Pentesting Silverlight and WCF RIA Web Services

During a recent test I have encountered a Silverlight application with WCF RIA web services on the server side.

Silverlight application runs in the browser. It is conceptually similar to a Java applet. The compiled code is downloaded to the browser where it is executed in a sandbox. The client side communicates to the server. In case of the application I was testing, the server side was implemented as several web services.

Silverlight can use different means of communication to the server. The previous version of the app I wasa testing application used plain HTTP with JSON data in the body. That was pretty straightforward to test, as both requests and responses could be edited in an intercepting proxy, such as Burp.

The newest version however, used a binary communication format called MSBIN1. Editing it in an intercepting proxy breaks the message format, so the server discards the message. I have tried the Burp plugin that decodes MSBIN1 messages and allows editing them in Burp. It mostly worked well, except failing to decode some of the messages. It so happened that those were the messages that I particularly wanted to mess with, so I had to find another solution.

The good news is that WCF RIA web services offer several interfaces.

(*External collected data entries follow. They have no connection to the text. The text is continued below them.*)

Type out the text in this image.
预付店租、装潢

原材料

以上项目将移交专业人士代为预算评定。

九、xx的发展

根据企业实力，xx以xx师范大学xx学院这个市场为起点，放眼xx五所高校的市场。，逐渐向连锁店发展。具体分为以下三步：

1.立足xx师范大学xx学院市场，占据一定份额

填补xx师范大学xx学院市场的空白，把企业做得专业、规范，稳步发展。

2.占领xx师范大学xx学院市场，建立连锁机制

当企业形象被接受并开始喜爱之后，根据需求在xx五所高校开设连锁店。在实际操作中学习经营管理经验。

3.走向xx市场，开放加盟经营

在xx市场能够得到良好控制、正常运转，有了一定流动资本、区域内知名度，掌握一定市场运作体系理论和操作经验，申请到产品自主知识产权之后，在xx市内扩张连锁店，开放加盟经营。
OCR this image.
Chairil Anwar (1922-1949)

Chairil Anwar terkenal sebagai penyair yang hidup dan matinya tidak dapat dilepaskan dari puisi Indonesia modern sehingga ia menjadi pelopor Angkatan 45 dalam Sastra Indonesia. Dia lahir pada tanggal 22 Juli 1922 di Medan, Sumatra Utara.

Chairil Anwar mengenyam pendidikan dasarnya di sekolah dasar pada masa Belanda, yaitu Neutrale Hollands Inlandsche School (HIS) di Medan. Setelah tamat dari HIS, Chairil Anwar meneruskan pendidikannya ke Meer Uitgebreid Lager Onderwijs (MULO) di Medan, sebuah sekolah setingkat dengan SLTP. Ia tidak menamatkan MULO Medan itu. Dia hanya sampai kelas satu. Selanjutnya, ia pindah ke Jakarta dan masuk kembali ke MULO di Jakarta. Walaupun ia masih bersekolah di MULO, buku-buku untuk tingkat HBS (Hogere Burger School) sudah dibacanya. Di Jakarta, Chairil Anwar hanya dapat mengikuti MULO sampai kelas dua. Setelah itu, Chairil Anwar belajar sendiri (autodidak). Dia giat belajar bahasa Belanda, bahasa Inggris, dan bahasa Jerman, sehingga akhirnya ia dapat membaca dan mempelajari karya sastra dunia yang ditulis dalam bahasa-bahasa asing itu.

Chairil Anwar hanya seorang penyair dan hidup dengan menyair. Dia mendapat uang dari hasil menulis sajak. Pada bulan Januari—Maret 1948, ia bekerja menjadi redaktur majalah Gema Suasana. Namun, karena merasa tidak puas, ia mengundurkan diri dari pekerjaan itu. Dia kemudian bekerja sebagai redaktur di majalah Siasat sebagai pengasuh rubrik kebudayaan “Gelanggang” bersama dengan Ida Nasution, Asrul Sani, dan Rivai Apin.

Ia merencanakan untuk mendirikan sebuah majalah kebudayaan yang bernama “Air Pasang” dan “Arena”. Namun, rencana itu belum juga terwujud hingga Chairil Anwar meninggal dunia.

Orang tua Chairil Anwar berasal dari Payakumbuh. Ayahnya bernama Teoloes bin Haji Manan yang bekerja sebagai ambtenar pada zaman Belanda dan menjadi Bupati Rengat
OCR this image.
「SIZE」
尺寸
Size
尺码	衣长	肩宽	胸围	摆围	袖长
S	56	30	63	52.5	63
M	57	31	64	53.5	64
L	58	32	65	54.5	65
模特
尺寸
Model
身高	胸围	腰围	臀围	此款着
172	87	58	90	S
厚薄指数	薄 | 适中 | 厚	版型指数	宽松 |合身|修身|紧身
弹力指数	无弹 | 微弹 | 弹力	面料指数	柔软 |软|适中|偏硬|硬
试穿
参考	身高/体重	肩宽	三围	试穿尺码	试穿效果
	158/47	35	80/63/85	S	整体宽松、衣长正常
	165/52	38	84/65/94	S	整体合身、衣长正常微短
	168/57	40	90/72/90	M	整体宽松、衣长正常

Apart from Microsoft proprietary binary SOAP format, they can also be accessed via plain old SOAP.

So, I have fired up soapUI and fed it the WSDL for each of the web services used by the application. (By that I mean, first exploring the application in browser, while recording the requests and responses with Burp, then noting the web services URLs, which look like /Application/SomeService.svc , and then feeding URLs like http://www.example.com/Application/Service.svc?wsdl to soapUI). SoapUI retrieves the WSDL and constructs the sample requests to all discovered methods. You can send the request and look at the response.

My application required authentication, and used .ASPXAUTH cookie as session ID. soapUI allows adding arbitrary headers to the requests, so I logged in to the application with the browser, and copied the Cookie: header to soapUI request. This way I could send authenticated requests, edit them, and observe the results. A web service fuzzer may also be used to supplement manual testing.